Hypothesis Development

The Relationship Between Extrinsic Gaming Elements and Purchase Intention

This study takes points, badges, feedback, and challenges for the extrinsic gaming elements (Xu et al., 2017), as these four elements are the most commonly used ones in gamification (Noah et al., 2017).

Points generally are a mathematical portrayal of compensating the player for activities completed in a game. Badges are the visual portrayal of an accomplishment, showing that the player has arrived at an explicit status or level (Werbach and Hunter, 2012). Feedback is furnishing the player with data about his performance in the game (Werbach and Hunter, 2012; Seaborn and Fels, 2015). A challenge is depicted as a drive expecting members to accomplish an assignment by defeating explicit obstructions.

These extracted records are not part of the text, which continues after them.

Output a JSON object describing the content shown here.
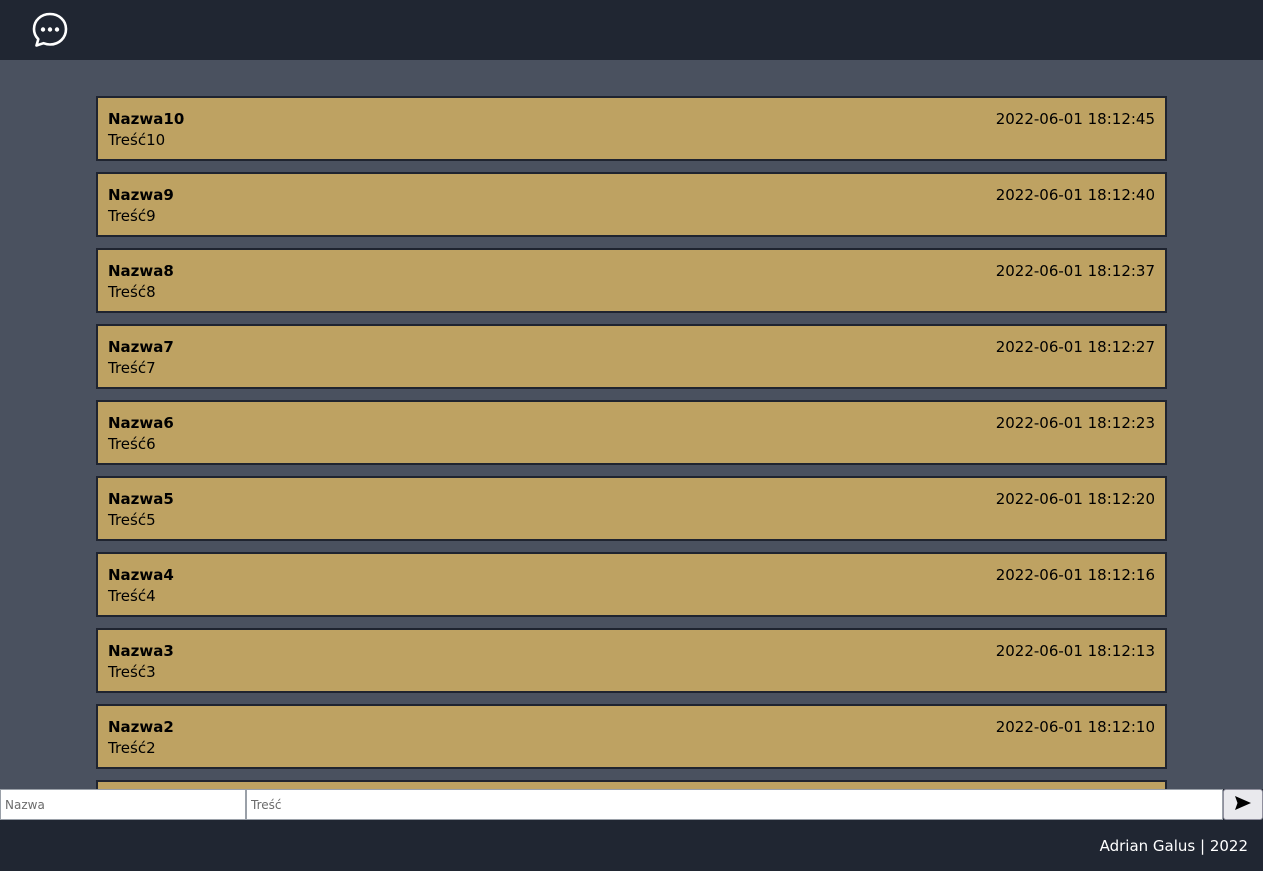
{
  "header": {
    "logo_icon": "chat-bubble-icon"
  },
  "messages": [
    {
      "name": "Nazwa10",
      "body": "Treść10",
      "date": "2022-06-01 18:12:45"
    },
    {
      "name": "Nazwa9",
      "body": "Treść9",
      "date": "2022-06-01 18:12:40"
    },
    {
      "name": "Nazwa8",
      "body": "Treść8",
      "date": "2022-06-01 18:12:37"
    },
    {
      "name": "Nazwa7",
      "body": "Treść7",
      "date": "2022-06-01 18:12:27"
    },
    {
      "name": "Nazwa6",
      "body": "Treść6",
      "date": "2022-06-01 18:12:23"
    },
    {
      "name": "Nazwa5",
      "body": "Treść5",
      "date": "2022-06-01 18:12:20"
    },
    {
      "name": "Nazwa4",
      "body": "Treść4",
      "date": "2022-06-01 18:12:16"
    },
    {
      "name": "Nazwa3",
      "body": "Treść3",
      "date": "2022-06-01 18:12:13"
    },
    {
      "name": "Nazwa2",
      "body": "Treść2",
      "date": "2022-06-01 18:12:10"
    }
  ],
  "composer": {
    "name_placeholder": "Nazwa",
    "name_value": "",
    "body_placeholder": "Treść",
    "body_value": "",
    "send_icon": "send-arrow-icon"
  },
  "footer": {
    "text": "Adrian Galus | 2022"
  },
  "colors": {
    "header_bg": "#202632",
    "page_bg": "#4a515f",
    "message_bg": "#bea262",
    "message_border": "#1f2430"
  }
}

It empowers players to test their abilities (Zichermann and Cunningham, 2011).

Points and badges not only fill in as remunerations or stimuli for the shoppers but also rouse them to reconsider their behavior intention. Consumers gather points by partaking in explicit challenges on the gamified online shopping websites and achieving various targets (Sailer et al., 2014). The capacity to recover the award points and redo the virtual experience makes the consumers reconsider their intention to purchase (Tondello et al., 2017). Badges are used to increase consumer commitment levels and urge them to partake in various game-oriented tasks (Wang and Sun, 2011; Hamari, 2013). Several studies have already examined how game elements, such as points (Farzan et al., 2008) and badges (Denny, 2013; Hamari, 2013) affect consumer behavior.

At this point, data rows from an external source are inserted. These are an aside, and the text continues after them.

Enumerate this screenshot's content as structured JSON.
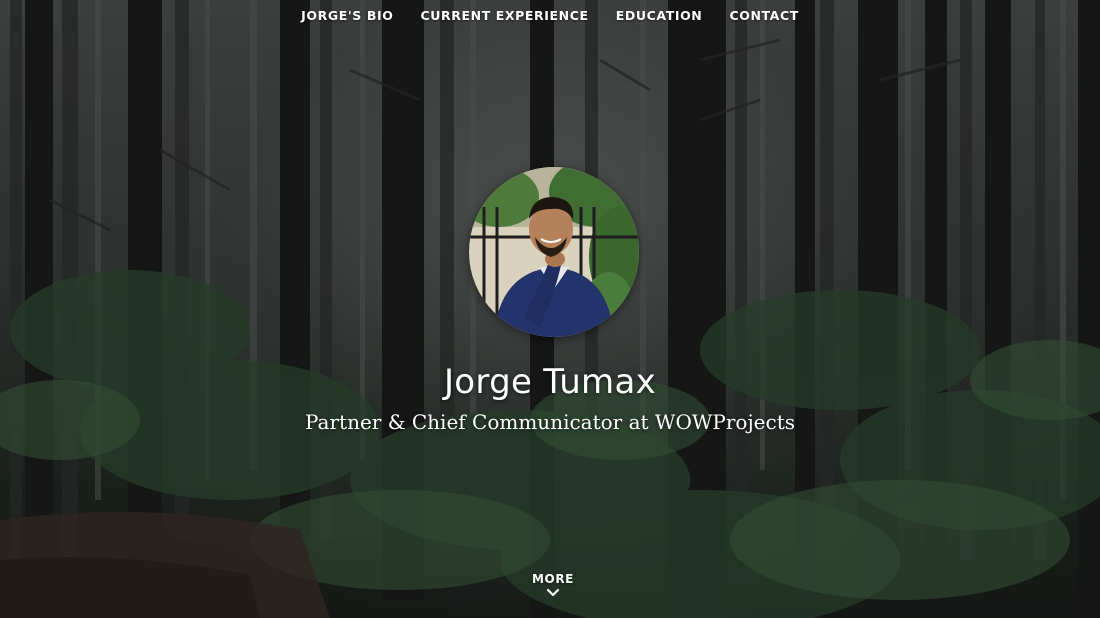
{
  "nav": {
    "items": [
      {
        "label": "JORGE'S BIO"
      },
      {
        "label": "CURRENT EXPERIENCE"
      },
      {
        "label": "EDUCATION"
      },
      {
        "label": "CONTACT"
      }
    ]
  },
  "hero": {
    "name": "Jorge Tumax",
    "tagline": "Partner & Chief Communicator at WOWProjects",
    "background_description_icon": "forest-background",
    "more_label": "MORE",
    "more_icon": "chevron-down-icon"
  },
  "colors": {
    "text": "#ffffff",
    "forest_dark": "#1a1d1a",
    "fog": "#4a4d4c",
    "shirt": "#23336b"
  }
}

According to Hamid and Kuppusamy (2017), hedonic elements, namely, feedback, progress, encouragement, achievement, and fun implementation are the core assistance of gamification applications to increase consumer motivation and support them to increase engagement.

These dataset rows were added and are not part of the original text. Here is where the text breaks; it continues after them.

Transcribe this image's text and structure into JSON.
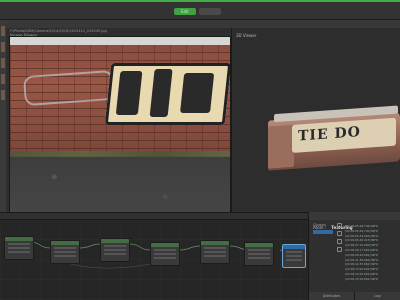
{
  "topbar": {
    "mode_active": "Edit",
    "mode_inactive": ""
  },
  "image_viewer": {
    "title": "Image Viewer",
    "path": "F:/Photo/DSM/Camera/2014/2015/2015412_104545.jpg",
    "zoom": "0.19x",
    "format": "JPG",
    "frame": "4032x3024",
    "image_select": "Image"
  },
  "viewer3d": {
    "title": "3D Viewer",
    "mesh_text": "TIE DO"
  },
  "attributes": {
    "title": "Texturing",
    "prefix": "Atom :",
    "chunks_label": "Chunks",
    "log_lines": [
      "[22:09:05.28:706] INFO",
      "[22:09:05.29:740] INFO",
      "[22:09:05.34:002] INFO",
      "[22:09:05.40:415] INFO",
      "[22:09:07.15:060] INFO",
      "[22:09:08.17:062] INFO",
      "[22:09:09.20:062] INFO",
      "[22:09:11.30:062] INFO",
      "[22:09:12.33:062] INFO",
      "[22:09:13.50:062] INFO",
      "[22:09:14.55:062] INFO",
      "[22:09:15.58:062] INFO"
    ],
    "tabs": [
      "Attributes",
      "Log"
    ]
  },
  "colors": {
    "accent": "#46a846",
    "selected_node": "#2f6aa0"
  }
}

During gamified shopping, purchase behavior is affected by challenges, for example, unlocking, empowering consumers to effectively defeat such challenges to unlock specific merchandise (Hildebrand et al., 2014). Consumers who take an interest in online business activities with amusement properties, such as games, are bound to make purchases (Feng et al., 2020).

Therefore, all of the four extrinsic elements are affecting the purchase intention. Thus, the study hypothesizes the following:

H1: Extrinsic elements positively affect purchase intention.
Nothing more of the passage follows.